SQL Normalization and Star Schema: 1NF, 2NF, 3NF, Dimensional Modeling, and Designing Databases Like a Data Engineer
There are two ways to design a database. Normalization (1NF, 2NF, 3NF) eliminates redundancy — used in transactional systems where data is written frequently. Dimensional modeling (star schema, snowflake schema) optimizes for reading — used in data warehouses where analysts run complex queries.
As a data engineer, you work with BOTH. You read from normalized source databases (OLTP) and write to denormalized star schemas (OLAP/data warehouse). Understanding both designs — and knowing when to apply each — is fundamental.

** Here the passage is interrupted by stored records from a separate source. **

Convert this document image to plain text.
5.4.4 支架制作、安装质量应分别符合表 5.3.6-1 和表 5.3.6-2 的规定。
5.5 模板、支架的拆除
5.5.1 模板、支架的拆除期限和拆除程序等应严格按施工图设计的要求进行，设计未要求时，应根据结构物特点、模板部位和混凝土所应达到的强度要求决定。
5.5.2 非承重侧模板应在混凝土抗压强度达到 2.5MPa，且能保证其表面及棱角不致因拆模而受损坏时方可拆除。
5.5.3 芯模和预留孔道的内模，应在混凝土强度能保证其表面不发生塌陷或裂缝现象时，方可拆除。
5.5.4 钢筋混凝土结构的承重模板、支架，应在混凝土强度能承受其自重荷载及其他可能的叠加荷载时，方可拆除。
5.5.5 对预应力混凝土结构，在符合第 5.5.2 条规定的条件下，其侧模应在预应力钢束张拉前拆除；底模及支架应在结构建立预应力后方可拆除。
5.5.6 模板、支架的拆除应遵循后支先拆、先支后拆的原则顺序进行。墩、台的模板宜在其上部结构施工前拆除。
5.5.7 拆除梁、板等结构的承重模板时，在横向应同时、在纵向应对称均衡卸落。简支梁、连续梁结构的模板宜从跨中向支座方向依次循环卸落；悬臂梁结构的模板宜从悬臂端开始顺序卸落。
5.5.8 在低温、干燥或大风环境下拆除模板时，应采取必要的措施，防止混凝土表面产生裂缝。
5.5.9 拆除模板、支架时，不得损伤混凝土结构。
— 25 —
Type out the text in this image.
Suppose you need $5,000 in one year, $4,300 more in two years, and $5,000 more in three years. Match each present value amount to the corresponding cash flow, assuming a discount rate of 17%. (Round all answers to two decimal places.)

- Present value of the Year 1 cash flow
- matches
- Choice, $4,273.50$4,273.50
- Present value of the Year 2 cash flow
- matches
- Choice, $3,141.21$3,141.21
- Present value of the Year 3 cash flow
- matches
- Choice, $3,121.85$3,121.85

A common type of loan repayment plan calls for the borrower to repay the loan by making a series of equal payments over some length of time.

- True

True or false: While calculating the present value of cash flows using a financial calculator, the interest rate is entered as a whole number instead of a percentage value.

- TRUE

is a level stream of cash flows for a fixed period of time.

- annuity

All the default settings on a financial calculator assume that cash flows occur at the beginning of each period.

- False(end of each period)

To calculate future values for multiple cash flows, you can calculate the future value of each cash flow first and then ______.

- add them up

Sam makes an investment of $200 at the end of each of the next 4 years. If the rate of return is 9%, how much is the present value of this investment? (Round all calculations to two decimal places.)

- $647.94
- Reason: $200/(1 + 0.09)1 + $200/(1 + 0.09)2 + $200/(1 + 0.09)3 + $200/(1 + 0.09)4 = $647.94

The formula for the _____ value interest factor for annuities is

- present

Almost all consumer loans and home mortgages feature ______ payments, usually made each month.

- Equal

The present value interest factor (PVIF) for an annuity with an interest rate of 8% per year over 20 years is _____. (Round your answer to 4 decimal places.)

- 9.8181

Think of normalization like organizing a library with strict rules: every book appears exactly once, every author’s info is stored in one place, and changing an author’s name requires updating only one record. A star schema is like a pre-built reading room: the librarian has already gathered everything you might need for “19th century French literature” into one spot — even if some author info is duplicated across reading rooms. The library (normalized) is efficient for adding books. The reading room (star schema) is efficient for research.
Table of Contents
- OLTP vs OLAP — Two Different Worlds
- Normalization — Eliminating Redundancy
- First Normal Form (1NF)
- Second Normal Form (2NF)
- Third Normal Form (3NF)
- Denormalization — When to Break the Rules
- Dimensional Modeling — Star Schema
- Fact Tables — What Happened
- Dimension Tables — The Context
- Star Schema Design
- Snowflake Schema
- Star vs Snowflake
- Slowly Changing Dimensions in Star Schema
- Building a Star Schema: Complete Example
- Surrogate Keys vs Natural Keys
- Junk Dimensions, Degenerate Dimensions, Role-Playing Dimensions
- How This Maps to Our Blog
- Common Mistakes
- Interview Questions
- Wrapping Up
OLTP vs OLAP — Two Different Worlds
| Feature | OLTP (Transactional) | OLAP (Analytical) |
|---|---|---|
| Purpose | Record transactions | Analyze trends |
| Users | Applications, cashiers, websites | Analysts, dashboards, ML models |
| Queries | Simple (INSERT, UPDATE one row) | Complex (JOIN 5 tables, GROUP BY, SUM) |
| Design | Normalized (3NF) | Denormalized (Star Schema) |
| Redundancy | Eliminated (each fact stored once) | Intentional (faster reads) |
| Example | Banking app, e-commerce checkout | Revenue dashboard, churn analysis |
| Write speed | Optimized (fast inserts) | Not optimized (batch loads) |
| Read speed | Not optimized (many joins) | Optimized (fewer joins) |
As a data engineer, your job is to move data FROM OLTP (normalized) TO OLAP (star schema). That is what our Bronze → Silver → Gold pipelines do.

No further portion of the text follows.